The beat goes on, ‘il tempo-battito-ritmo va avanti’, parte dall’America di mezzo secolo fa e percorre tutti questi decenni. Non è solo la nostalgia che ci deve unire ma il messaggio, puro, autentico, vero e forte: dobbiamo ancora lottare, non è finita, non dobbiamo più permettere “che la gente sia considerata un niente” e che l’inciviltà e la violenza abbiano il sopravvento. Bisogna ancora tornare a combattere per i propri diritti sacrosanti, non arrendersi. Finalmente sembra che la sala esploda come un tappo emotivo che fa bum: Giulio Casale non è più un interprete, è lui il giovane di oggi che intona la carica per lanciarsi sul fronte di liberazione, lui che incarna i capibanda buoni e bravi di cui abbiamo bisogno per seguire la retta via, la strada verso il futuro.

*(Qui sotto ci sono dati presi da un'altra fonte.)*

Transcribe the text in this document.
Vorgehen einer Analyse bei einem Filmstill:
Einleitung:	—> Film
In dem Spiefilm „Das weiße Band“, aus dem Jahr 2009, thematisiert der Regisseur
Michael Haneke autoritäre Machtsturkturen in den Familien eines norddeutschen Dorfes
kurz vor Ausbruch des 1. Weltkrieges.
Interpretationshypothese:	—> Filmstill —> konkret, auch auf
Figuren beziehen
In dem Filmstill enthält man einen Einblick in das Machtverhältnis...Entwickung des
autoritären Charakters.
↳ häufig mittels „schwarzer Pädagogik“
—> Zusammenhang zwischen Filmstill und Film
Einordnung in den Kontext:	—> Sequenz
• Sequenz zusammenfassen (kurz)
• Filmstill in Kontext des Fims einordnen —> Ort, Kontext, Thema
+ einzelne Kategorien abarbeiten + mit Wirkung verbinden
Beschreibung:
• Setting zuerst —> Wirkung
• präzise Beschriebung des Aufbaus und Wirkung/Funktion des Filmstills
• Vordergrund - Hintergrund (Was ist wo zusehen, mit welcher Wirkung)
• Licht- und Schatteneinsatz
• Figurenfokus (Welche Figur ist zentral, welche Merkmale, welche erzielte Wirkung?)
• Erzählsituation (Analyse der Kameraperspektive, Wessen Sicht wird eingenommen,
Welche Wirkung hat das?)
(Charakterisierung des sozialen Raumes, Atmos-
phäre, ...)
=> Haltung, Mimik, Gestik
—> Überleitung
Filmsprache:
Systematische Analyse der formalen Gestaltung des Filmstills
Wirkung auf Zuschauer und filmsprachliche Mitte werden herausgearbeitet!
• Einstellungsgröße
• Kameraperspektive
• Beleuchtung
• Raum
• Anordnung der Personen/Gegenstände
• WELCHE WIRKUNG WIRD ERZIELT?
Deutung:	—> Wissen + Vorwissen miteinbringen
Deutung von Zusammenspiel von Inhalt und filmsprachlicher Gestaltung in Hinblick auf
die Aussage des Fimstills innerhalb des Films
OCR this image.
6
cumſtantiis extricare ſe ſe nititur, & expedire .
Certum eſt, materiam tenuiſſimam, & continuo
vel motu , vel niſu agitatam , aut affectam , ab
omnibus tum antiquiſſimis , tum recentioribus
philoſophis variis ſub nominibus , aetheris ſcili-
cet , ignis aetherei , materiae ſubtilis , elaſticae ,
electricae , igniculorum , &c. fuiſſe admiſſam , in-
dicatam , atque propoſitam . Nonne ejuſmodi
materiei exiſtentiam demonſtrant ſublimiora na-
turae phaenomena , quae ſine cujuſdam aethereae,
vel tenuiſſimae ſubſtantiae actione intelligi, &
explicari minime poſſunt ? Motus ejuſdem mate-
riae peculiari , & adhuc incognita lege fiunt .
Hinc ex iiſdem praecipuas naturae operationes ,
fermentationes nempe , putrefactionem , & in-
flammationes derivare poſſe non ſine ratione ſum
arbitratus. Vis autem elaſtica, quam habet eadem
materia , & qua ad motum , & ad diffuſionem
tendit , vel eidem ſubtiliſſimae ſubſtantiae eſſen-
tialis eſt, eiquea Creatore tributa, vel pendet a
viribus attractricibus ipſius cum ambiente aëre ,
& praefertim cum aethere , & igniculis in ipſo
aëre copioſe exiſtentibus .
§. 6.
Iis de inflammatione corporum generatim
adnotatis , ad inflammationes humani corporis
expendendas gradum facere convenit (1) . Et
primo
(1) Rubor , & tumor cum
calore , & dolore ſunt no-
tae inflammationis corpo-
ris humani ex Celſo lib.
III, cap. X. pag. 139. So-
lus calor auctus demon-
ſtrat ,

Canta Bob Dylan, recita una poesia, infila un brano delizioso dei Beatles, una canzone irriverente di Jacquel Brél, un pezzo originale di Jim Morrison; non conta l’epoca, è sempre qui e ora, è adesso, è proprio davanti a noi e gli spettatori, per lo più giovani che spesso, ci scommetto, non sono in grado di collegare i brani che si susseguono senza sosta ai veri autori originali che li cantavano un tempo, capiscono però il messaggio, il senso e rispondono, sorridono, battono le mani, sentono il ritmo, sembrano felici di essere coinvolti. Così si direbbe che, senza essere un vecchio dai capelli grigi che ricorda il passato glorioso del rock, Giulio Casale lo incarna rigenerandolo, dandogli vita nuova e vera, facendo sentire chi lo ascolta come spettatore di qualcosa di importante, capace di cambiare l’orizzonte.
Fosse così.... speriamo! Giulio Casale può essere il vero nuovo eroe che, approfondendo il passato, si è catapultato verso il futuro. Il look ce l'ha, la grinta pure, basta solo che resti puro il suo cuore.